Wenn der Geschädigte kein Geld für die Werkstattkosten hat, darf er die Regulierung durch den Versicherer abwarten, bevor er reparieren lässt. Das gilt auch, wenn sich daraus ein langer Zeitraum ergibt. Voraussetzung ist aber, dass er dies dem Versicherer vorher ausdrücklich mitgeteilt hat.

So entschied es das Amtsgericht Leer im Fall eines Unfallgeschädigten, der für die Reparatur des Fahrzeugs kein eigenes Geld übrig hatte. Die Kreditfrage hatte sich wegen bereits laufender Kredite nicht gestellt. Der Versicherer hatte sich auf den Standpunkt gestellt, der Geschädigte habe den Unfall selbst verursacht. Etwa zehn Monate nach dem Unfall hat das Amtsgericht Leer mit diesem Urteil entschieden, dass der Unfallgegner und damit der Versicherer die volle Verantwortung für den Unfall tragen. Mit dem Urteil stellte das Amtsgericht auch fest, dass der Geschädigte Anspruch auf die Nutzungsausfallentschädigung bisher und bis zur Fertigstellung des nicht mehr fahrfähigen Fahrzeugs habe. Das waren mehr als 300 Tage.

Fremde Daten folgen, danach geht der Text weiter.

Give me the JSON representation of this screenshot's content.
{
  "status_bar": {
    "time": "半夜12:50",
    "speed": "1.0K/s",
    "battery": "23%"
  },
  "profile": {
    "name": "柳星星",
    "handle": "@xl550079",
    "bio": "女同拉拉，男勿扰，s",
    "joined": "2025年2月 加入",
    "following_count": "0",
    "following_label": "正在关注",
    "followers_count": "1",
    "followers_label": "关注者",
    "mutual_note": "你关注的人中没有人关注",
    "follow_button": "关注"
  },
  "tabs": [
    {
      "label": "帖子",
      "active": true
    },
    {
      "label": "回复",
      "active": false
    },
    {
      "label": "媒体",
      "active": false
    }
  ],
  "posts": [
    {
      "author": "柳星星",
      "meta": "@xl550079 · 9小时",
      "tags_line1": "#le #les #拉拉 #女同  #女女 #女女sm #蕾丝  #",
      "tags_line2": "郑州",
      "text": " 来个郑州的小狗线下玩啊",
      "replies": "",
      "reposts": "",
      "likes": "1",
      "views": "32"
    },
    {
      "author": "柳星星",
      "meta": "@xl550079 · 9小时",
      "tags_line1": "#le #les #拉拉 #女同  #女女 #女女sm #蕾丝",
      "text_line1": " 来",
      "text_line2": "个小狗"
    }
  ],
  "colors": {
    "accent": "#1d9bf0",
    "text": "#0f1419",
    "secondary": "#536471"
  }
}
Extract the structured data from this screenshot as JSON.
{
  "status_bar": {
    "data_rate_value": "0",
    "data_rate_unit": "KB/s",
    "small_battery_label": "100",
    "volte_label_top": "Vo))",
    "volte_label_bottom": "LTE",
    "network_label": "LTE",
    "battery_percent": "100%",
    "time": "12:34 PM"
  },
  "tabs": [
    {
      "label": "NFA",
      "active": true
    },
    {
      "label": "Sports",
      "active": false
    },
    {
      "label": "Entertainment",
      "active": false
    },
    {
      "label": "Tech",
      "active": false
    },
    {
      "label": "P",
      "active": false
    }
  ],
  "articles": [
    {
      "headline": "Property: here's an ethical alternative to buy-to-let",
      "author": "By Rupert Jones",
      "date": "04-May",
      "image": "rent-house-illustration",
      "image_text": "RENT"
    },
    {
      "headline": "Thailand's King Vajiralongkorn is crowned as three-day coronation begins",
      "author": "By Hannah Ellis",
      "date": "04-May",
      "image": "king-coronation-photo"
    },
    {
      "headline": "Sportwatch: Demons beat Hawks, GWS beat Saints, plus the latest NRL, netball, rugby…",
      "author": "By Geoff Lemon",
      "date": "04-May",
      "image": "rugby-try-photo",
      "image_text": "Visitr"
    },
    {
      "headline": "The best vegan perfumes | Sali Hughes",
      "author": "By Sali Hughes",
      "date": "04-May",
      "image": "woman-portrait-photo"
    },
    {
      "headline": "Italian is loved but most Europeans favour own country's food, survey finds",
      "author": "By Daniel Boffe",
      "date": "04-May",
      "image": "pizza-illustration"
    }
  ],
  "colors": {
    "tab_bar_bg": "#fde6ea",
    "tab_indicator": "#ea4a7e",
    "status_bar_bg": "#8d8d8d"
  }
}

Quelle: Amtsgericht Leer, Urteil vom 10.7.2017, 070 C 1166-16

Mitgeteilt von Rechtsanwalt Ralf Herren aus 50321 Brühl

Verlangt ein vom sogenannten VW-Abgasskandal betroffener Autokäufer von Volkswagen Schadenersatz und will er den Kaufvertrag rückabwickeln, besteht dafür eine hinreichende Erfolgsaussicht. Der Rechtsschutzversicherer ist daher verpflichtet, Deckung zu gewähren.

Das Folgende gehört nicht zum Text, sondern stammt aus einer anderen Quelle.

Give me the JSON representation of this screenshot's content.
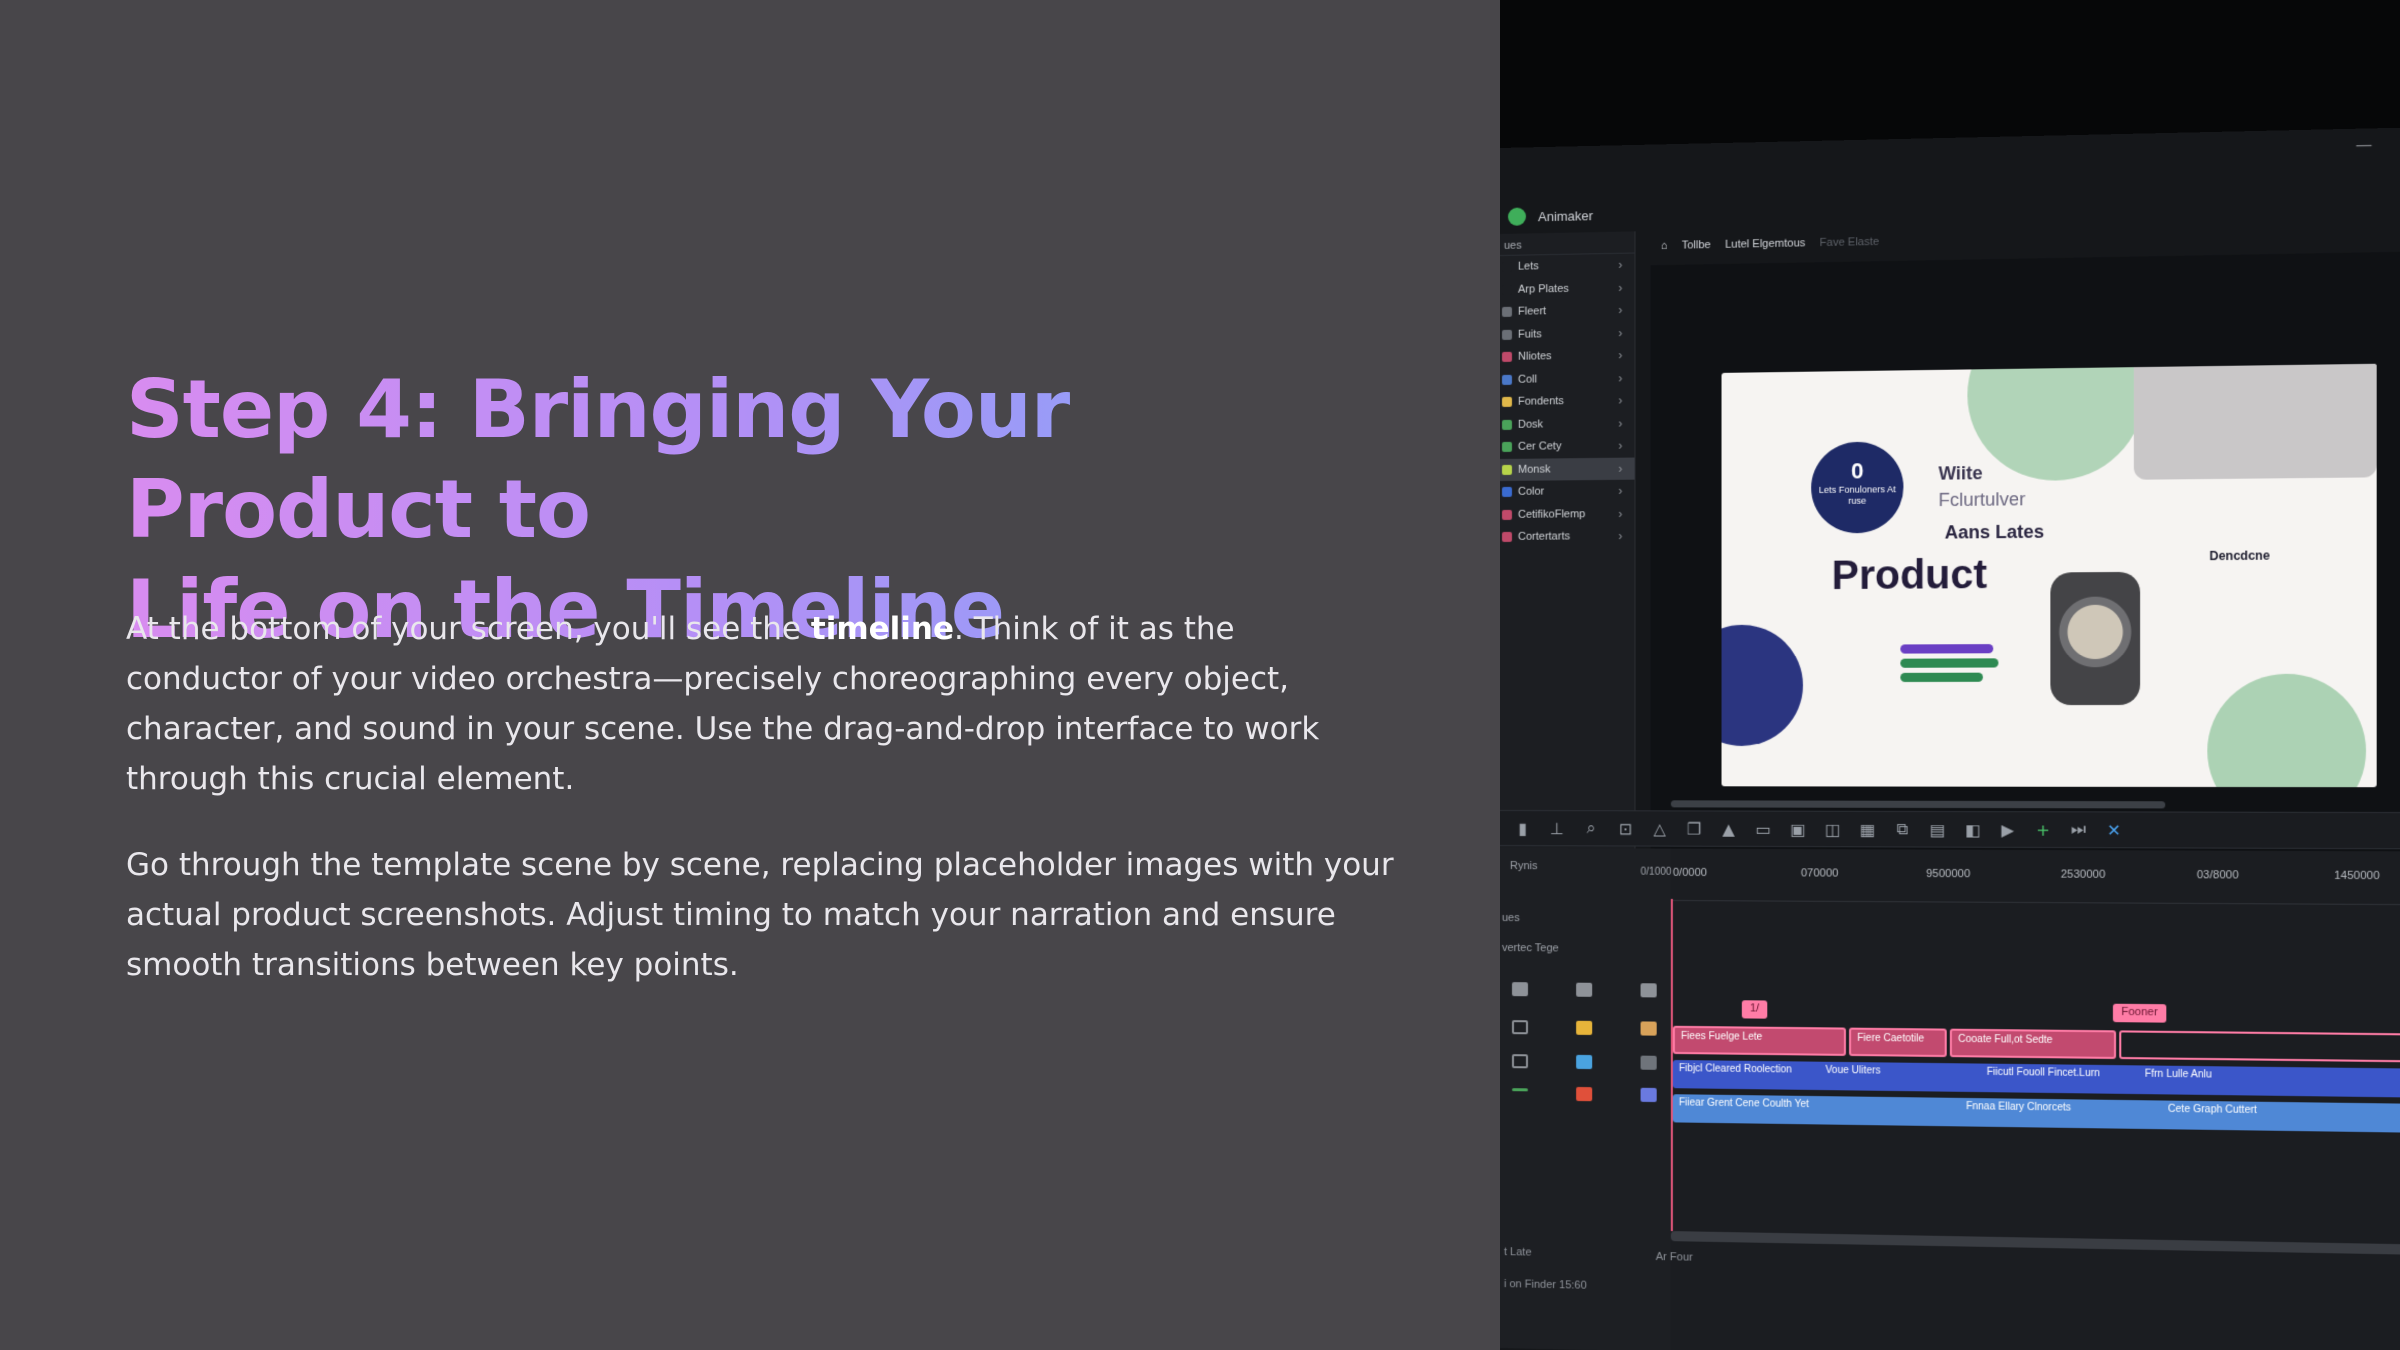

Diese Klarstellung traf das Oberlandesgericht (OLG) Düsseldorf im Fall eines aus Sachsen stammenden Versicherungsnehmers. Er hatte einen vom sogenannten „Abgasskandal“ betroffenen VW-Sharan gekauft. Nun verlangte er von seiner in Düsseldorf sitzenden Rechtsschutzversicherung eine Deckungszusage, um Ansprüche gegen die Herstellerin Volkswagen AG auf Rückzahlung des Kaufpreises nebst Zinsen geltend zu machen. Dies hatte die Rechtsschutzversicherung abgelehnt. Sie meint, es bestünden für die Verfolgung eines Schadenersatzanspruchs gegen die Herstellerin keine hinreichenden Erfolgsaussichten. Denn der Käufer könne keinen konkreten Schaden benennen oder beziffern, da die Fahrtauglichkeit nicht eingeschränkt sei und auch die Betriebserlaubnis weiterhin bestehe. Der Mangel sei außerdem mit geringem Aufwand zu beheben. Sollte ein merkantiler Minderwert bestehen, könne dieser zu einem späteren Zeitpunkt geltend gemacht werden.

Das sahen die Richter am OLG anders. Sie entschieden, dass der Versicherer einstandspflichtig sei. Es bestehe eine hinreichende Erfolgsaussicht der Rechtsverfolgung. Bereits mehrere Landgerichte erster Instanz hätten einen Schadenersatzanspruch eines Kraftfahrzeugkäufers gegen die Volkswagen AG wegen des Inverkehrbringens von Dieselfahrzeugen mit manipulierter Abgassoftware bejaht, unter anderem gemäß § 826 BGB (sittenwidrige vorsätzliche Schädigung).

Der Versicherungsnehmer verstoße mit seiner beabsichtigten sofortigen Klage gegen die Herstellerin auch nicht gegen seine Schadensminderungspflicht. Ihm sei es nicht zuzumuten, trotz hinreichender Erfolgsaussichten mit rechtlichen Schritten gegen die Herstellerin zuzuwarten. Nach dem bisherigen Verhalten der Herstellerin spreche nichts dafür, dass sie freiwillig den vom Kläger geltend gemachten Schadenersatzanspruch erfüllen werde und eine streitige Auseinandersetzung vermeidbar wäre. Im Übrigen sei es Sache des Autokäufers zu entscheiden, wann er seine Ansprüche gegen die Herstellerin geltend machen wolle. Dies sei von seinem Versicherungsvertrag gedeckt.